听着耳畔急促的呼吸,她笑着闭上眼睛:“傻瓜,如果我样子都变了呢。”
“不管你变成什么样子,我都认得。”
“砰!”
传来一声闷响,像是躲在水底听见的雷声。唐志杰心尖一颤,满身的自信陡然去了一半。
【这...是在说我撒谎吗...】
突然,漆黑里裂开一条缝隙,刺眼的光钻了进来。唐志杰被闪得睁不开眼,而骆歆则是困得懒得睁眼。但隔着眼皮,透过毛细血管,他们也能感觉到洒在脸上的温暖。
睁眼再看——久违的阳光,难得的温暖和突如其来的救兵。
它大致有五米高,穿着一身银色铠甲,手握紫金红缨枪,胸前别着一朵标志性的海棠花,熟悉又陌生的造型,迫的他们失声尖叫出来。
“洛克大师?!”
她扭头看向两人,哑然失笑道:“难怪检测到两个生命体特征,原来是一对情侣啊。”
骆歆红着脸支支吾吾地不敢答应:“不...不是,我们还没...”
“谢谢洛克大师搭救!!!”
唐志杰急忙起身大吼着把骆歆的声音盖下。
洛克大师看着两人愣了愣,尴尬地挠了挠后脑勺,懊恼道:“哎呀呀,没想到来了这还是得吃狗粮。”

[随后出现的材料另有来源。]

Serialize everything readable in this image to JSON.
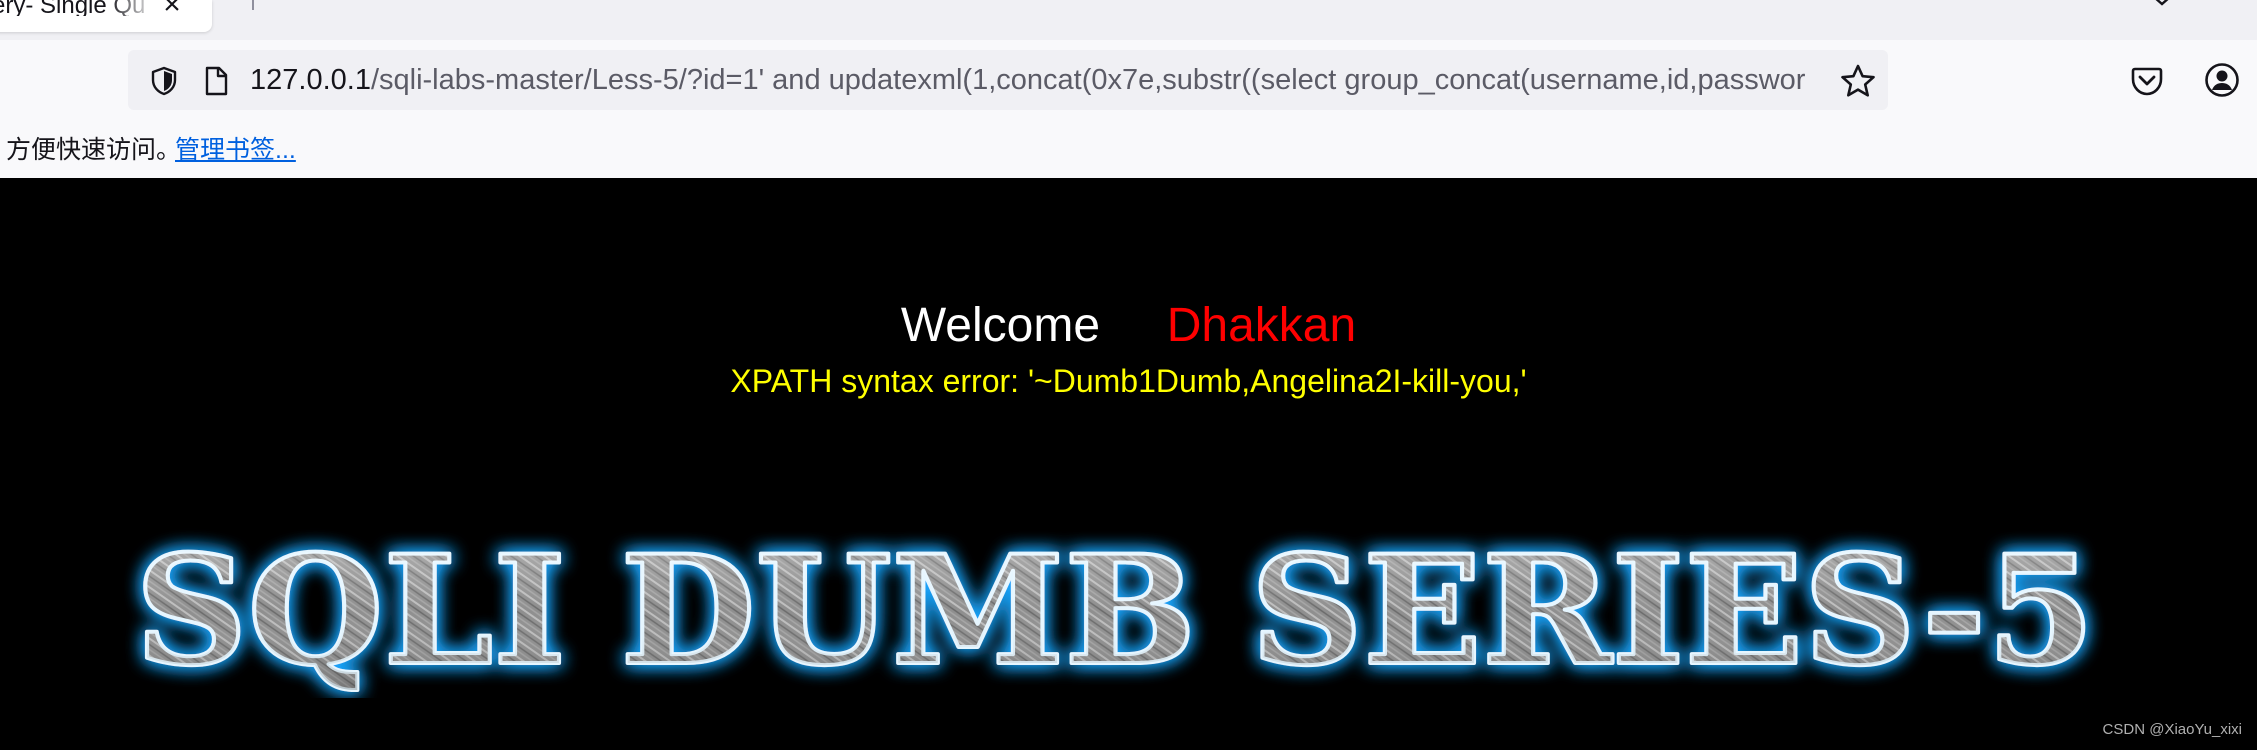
{
  "tab": {
    "title": "ery- Single Qu",
    "close_glyph": "×"
  },
  "address_bar": {
    "host": "127.0.0.1",
    "path": "/sqli-labs-master/Less-5/?id=1' and updatexml(1,concat(0x7e,substr((select group_concat(username,id,passwor"
  },
  "bookmarks_bar": {
    "hint": "方便快速访问。",
    "manage_link": "管理书签..."
  },
  "page": {
    "welcome_word": "Welcome",
    "welcome_name": "Dhakkan",
    "error_message": "XPATH syntax error: '~Dumb1Dumb,Angelina2I-kill-you,'",
    "banner_text": "SQLI DUMB SERIES-5",
    "watermark": "CSDN @XiaoYu_xixi"
  },
  "colors": {
    "page_background": "#000000",
    "welcome_word": "#ffffff",
    "welcome_name": "#ff0000",
    "error_message": "#ffff00",
    "banner_glow": "#1ea7ff",
    "link": "#0060df"
  },
  "icons": {
    "tracking_protection": "shield-icon",
    "page_info": "page-icon",
    "bookmark": "star-icon",
    "pocket": "pocket-icon",
    "account": "account-icon",
    "tab_list": "chevron-down-icon"
  }
}
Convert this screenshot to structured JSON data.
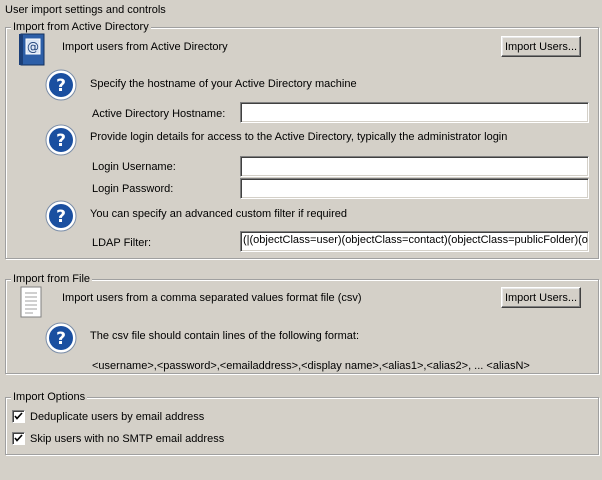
{
  "page": {
    "heading": "User import settings and controls"
  },
  "active_directory": {
    "legend": "Import from Active Directory",
    "import_label": "Import users from Active Directory",
    "import_button": "Import Users...",
    "hostname_help": "Specify the hostname of your Active Directory machine",
    "hostname_label": "Active Directory Hostname:",
    "hostname_value": "",
    "login_help": "Provide login details for access to the Active Directory, typically the administrator login",
    "username_label": "Login Username:",
    "username_value": "",
    "password_label": "Login Password:",
    "password_value": "",
    "filter_help": "You can specify an advanced custom filter if required",
    "filter_label": "LDAP Filter:",
    "filter_value": "(|(objectClass=user)(objectClass=contact)(objectClass=publicFolder)(objectClass=group))"
  },
  "file_import": {
    "legend": "Import from File",
    "import_label": "Import users from a comma separated values format file (csv)",
    "import_button": "Import Users...",
    "format_help": "The csv file should contain lines of the following format:",
    "format_example": "<username>,<password>,<emailaddress>,<display name>,<alias1>,<alias2>, ... <aliasN>"
  },
  "options": {
    "legend": "Import Options",
    "dedupe_label": "Deduplicate users by email address",
    "dedupe_checked": true,
    "skip_label": "Skip users with no SMTP email address",
    "skip_checked": true
  },
  "icons": {
    "ad_book": "address-book-icon",
    "help": "help-question-icon",
    "document": "document-icon",
    "check": "check-mark-icon"
  },
  "colors": {
    "window_bg": "#d4d0c8",
    "help_blue": "#1a4fa0",
    "book_blue": "#2d5fa8"
  }
}
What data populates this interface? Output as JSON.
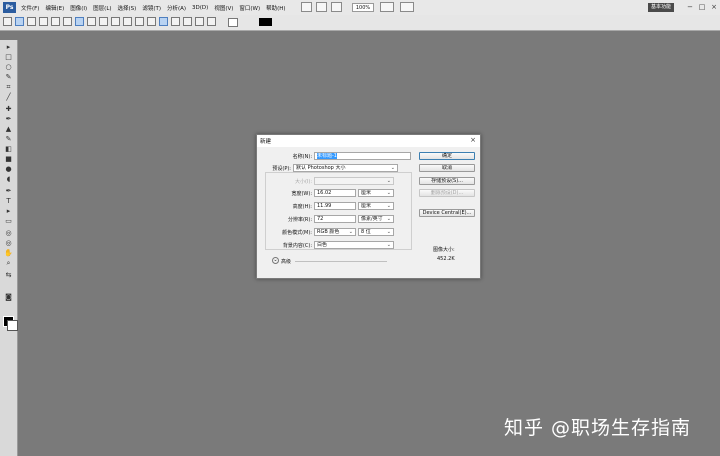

“好了好了,我还有事,你们慢慢来吧...”他冲唐志杰挑了挑眉,调皮一笑:“小伙子,有缘再见!”
话音刚落,唐志杰眼睛一花,洛克大师就已消失不见。
浮沙渐消,茜色的云点着蔚蓝的天,三人默契地在心底长出口气。
【终于结束了】
骆歆跳出机甲,一瘸一拐地走到唐志杰面前,揪住他耳朵轻呵斥:“你刚才瞎说什么呢!”
“哎哎,先别急,你听我解释啊!”
“解释什么解释,你还有什么好解释的!”
唐志杰哑然失笑,一把抱住她的脑袋,两人额角相抵,离得很近,近得连呼吸动作稍大些嘴皮都可能触碰到一起。
“你,你干嘛...”
“我答应你了。”
“你...你答应什么了你。”骆歆红着脸不敢看他。
“我答应你做我女朋友了。”
“你...我还没答应呢!”
“你答应了,就在刚才。”
远处玫红的太阳他脸上渡了一层黄昏色的膜,平时凛然不可侵犯的气质,变得既温柔,又明亮。
唐志杰看着骆歆似小鹿般灵动的眼睛,鼻尖嗅着淡淡的香草气息,将她搂得更紧了些。
“你...要干嘛...”
说话间,她的胸膛微微起伏,能感受到心跳的震动。
唐志杰没有回话,低头吻了下去。
她的睫毛如蝉翼般微颤,紧紧揪住他的衣角不敢松开,若即若离的接触,让人欲罢不能。